Rather than using a fixed threshold, I would like to provide a vector of thresholds that would be accessed sequentially, incrementing with each reset:
thresholds <- c(5, 3, 2)
df %>% mutate(c = sum_reset_at(thresholds)(a))
## # A tibble: 6 x 2
## a c
## <dbl> <dbl>
## 1 2 2
## 2 3 5
## 3 1 1
## 4 2 3
## 5 2 2
## 6 3 3
The vector would be recycled as required.

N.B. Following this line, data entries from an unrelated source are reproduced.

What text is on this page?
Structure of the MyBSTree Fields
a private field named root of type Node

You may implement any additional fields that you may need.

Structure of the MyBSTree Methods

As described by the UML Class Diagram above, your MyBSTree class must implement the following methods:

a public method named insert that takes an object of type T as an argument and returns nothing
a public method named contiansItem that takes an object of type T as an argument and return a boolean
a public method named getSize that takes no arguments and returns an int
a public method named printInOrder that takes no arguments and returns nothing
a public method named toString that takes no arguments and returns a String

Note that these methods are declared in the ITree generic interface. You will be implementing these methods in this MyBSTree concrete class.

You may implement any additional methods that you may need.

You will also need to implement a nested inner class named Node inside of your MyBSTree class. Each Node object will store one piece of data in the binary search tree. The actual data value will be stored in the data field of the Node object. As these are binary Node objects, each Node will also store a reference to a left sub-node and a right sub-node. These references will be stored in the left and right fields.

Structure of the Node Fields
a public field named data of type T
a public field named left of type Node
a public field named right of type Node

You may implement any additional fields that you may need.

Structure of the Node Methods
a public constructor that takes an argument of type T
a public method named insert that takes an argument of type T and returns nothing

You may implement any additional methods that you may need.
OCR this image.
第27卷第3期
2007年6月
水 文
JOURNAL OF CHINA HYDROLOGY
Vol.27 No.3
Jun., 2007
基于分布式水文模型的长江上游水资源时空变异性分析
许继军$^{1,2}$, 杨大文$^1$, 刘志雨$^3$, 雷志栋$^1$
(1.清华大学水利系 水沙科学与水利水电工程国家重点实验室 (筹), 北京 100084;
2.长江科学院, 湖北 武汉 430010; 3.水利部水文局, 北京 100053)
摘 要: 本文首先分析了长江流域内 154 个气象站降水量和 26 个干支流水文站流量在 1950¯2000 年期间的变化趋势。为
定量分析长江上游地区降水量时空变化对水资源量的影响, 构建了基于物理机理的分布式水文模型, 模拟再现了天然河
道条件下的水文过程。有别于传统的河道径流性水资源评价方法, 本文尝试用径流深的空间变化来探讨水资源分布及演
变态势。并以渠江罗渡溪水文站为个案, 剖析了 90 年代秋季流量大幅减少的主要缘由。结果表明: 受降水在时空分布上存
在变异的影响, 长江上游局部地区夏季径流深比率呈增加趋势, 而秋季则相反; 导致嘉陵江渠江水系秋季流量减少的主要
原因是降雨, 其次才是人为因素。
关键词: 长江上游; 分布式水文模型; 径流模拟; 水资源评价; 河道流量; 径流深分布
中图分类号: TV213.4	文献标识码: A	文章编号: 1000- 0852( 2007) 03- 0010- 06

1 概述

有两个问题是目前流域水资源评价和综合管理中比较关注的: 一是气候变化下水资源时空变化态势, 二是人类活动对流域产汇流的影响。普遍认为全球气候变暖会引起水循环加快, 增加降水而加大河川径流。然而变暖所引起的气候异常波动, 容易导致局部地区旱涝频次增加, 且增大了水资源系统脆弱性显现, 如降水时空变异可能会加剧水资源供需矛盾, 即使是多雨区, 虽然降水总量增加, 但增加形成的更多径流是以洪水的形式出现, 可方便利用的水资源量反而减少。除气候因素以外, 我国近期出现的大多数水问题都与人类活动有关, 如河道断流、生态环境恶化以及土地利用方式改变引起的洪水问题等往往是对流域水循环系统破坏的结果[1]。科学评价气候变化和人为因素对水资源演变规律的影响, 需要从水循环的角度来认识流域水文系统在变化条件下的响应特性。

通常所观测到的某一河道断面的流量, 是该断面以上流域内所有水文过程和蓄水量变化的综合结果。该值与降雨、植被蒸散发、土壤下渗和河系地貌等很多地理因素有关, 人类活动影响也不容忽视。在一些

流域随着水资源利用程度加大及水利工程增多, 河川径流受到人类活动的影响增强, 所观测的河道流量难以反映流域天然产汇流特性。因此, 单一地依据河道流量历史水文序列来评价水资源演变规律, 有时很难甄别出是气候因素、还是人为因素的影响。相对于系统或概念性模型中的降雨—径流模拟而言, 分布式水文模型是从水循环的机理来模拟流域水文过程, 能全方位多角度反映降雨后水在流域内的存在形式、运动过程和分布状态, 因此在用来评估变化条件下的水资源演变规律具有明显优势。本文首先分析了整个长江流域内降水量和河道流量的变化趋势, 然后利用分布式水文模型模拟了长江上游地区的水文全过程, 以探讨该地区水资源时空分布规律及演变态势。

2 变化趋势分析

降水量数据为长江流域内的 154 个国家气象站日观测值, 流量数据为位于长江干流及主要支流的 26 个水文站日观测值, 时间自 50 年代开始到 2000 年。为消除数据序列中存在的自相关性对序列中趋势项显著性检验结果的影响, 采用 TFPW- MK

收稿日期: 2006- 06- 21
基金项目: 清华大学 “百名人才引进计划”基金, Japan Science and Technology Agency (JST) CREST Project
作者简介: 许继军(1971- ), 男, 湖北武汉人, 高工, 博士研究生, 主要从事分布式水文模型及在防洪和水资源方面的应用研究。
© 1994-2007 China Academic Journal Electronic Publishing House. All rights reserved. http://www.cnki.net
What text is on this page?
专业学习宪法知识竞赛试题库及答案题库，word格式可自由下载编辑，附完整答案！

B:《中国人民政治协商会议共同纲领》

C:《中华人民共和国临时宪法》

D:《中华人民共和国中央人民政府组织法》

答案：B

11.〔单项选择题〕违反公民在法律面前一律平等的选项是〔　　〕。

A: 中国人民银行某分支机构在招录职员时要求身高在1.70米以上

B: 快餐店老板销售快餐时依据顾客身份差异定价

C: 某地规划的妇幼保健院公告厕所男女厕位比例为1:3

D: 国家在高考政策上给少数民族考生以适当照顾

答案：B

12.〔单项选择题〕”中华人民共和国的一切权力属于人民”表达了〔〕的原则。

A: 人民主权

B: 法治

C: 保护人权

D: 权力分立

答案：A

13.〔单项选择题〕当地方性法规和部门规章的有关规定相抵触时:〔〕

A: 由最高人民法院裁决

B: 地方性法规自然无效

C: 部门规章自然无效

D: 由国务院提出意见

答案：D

I have something working using sample
in the function:
set.seed(0)
sum_reset_at <- function(thresh) {
function(x) {
accumulate(x, ~if_else(.x >= sample(thresh, size = 1), .y, .x + .y))
}
}
thresholds <- c(5, 3, 2)
df %>% mutate(c = sum_reset_at(thresholds)(a))
## # A tibble: 6 x 2
## a c
## <dbl> <dbl>
## 1 2 2
## 2 3 3
## 3 1 4
## 4 2 2
## 5 2 4
## 6 3 3
But I don't want to randomly sample the thresholds, I want to sequentially sample them.